Chris Dercon

Exhibition curator and museum director

Chris Dercon is a Belgian-born art historian, curator and museum director. Chris Dercon is currently a member of the board of MACBA in Barcelona, WIELS Centre d'Art Contemporain in Brussels, Fondation d'Entreprise des Galeries Lafayette in Paris, Stiftung Kunstsammlung Nordrhein-Westfalen in Düsseldorf, and the Commissions for Visual Arts and Museums of the Ministry of Culture of the Kingdom of Saudi Arabia.

To pick a few galleries is no easy task. There are so many – and so many excellent ones- here in Paris. To choose only just a few shows in the gallery calendars of our city is an even more difficult task, there have been many truly important gallery shows in our city, both past and present. This is what we can hear in London, New York, and other art-market oriented cities- We hear the same in other cities too, such as Berlin, where they envy Paris even more! The growing importance of Paris Internationale, Art Paris, and the recent arrival of Paris+, all of these are proof of the Parisian international dynamic.

In this context, I want to pay homage to Galerie Suzanne Tarasiève. Following the passing away of Suzanne just a few months ago, the gallery’s team has been doing a wonderful job establishing her legacy. There, I cannot wait to see how the collective, Recyled Group, whose members are of Russian origin but are now based in Paris, interrogate our common futures.

At Galerie Nathalie Obadia, you’ll be able to admire the prints of the pioneering Malian photographer Seydou Keita, it was in 2016 that thousands were able to discover her work at the Grand Palais, and we are now thrilled to be able to look at it once more 7 years later.

I love the curatorial experiments at Galerie Joycelin Wolff – and so I would not dare to miss their show ´Grisaille Vertigo’. It is a bit of a shame that Gerhard Richter, who once said to me that he would be only able to depict Christ through the color grey, is missing from this important group show, but I’m sure the excellent storyteller Jocelynn will have a thorough explanation for that, so go on, see and ask.

The Galerie Arnaud Lefebvre is paying homage to a collector who was equal parts visionary, stubborn, and generous Daniel Cordier: On view there from his collection are the broderies by the Cuban artist Hessie who died in 2017.

Along with these, as I am have been most interested in all art and artists that I do not know yet! A few years ago, many were still shrugging at textile art. Thankfully, such neglect has changed, and textile art is now gaining the hearts and minds of critics, curators and collectors that you might not describe as open-minded.

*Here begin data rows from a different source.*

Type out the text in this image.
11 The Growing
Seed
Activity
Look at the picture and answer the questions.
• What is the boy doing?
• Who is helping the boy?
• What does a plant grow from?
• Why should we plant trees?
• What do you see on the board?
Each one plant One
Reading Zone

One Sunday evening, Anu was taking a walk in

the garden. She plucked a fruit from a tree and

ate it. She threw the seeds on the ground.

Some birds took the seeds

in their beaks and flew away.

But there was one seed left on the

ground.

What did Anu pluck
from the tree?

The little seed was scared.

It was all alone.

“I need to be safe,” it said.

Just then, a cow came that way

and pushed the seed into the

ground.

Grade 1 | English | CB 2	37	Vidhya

I can’t wait to see the works of other strong women as well -which I assemble in a section of my private library – such as Dora Garcia at Galerie Michel Rein and Sherrie Levine at David Zwirner. I previously met Dora Garcia in Brussels in the circles of my then mentor, the late Belgian Pioneering collector Herman Daled, and with Sherrie I got acquainted while I was living and working in New York in the eighties thanks to her great admirer, artist Christopher Williams. Levine and Williams, on top of being very complex artists, also happen to be an incredibly humorous bunch!

Indeed, good art should make one smile as well. I cannot stand martyrs in my milieu; this applies to both artists and art sellers. The martyrs feel overbearingly important and yet are often unconvincing.

Humor is very important, even the very grumpy, and extremely difficult dealer Konrad Fischer had an irresistible one. Old friends and good advisors: my best advisors are difficult collectors and equally difficult artists. The same goes for galleries and their founders-owners. Thankfully, they do have humour! Some of them are mentioned here above- just like Suzanne, thank you Suzanne Tarasieve, still and always.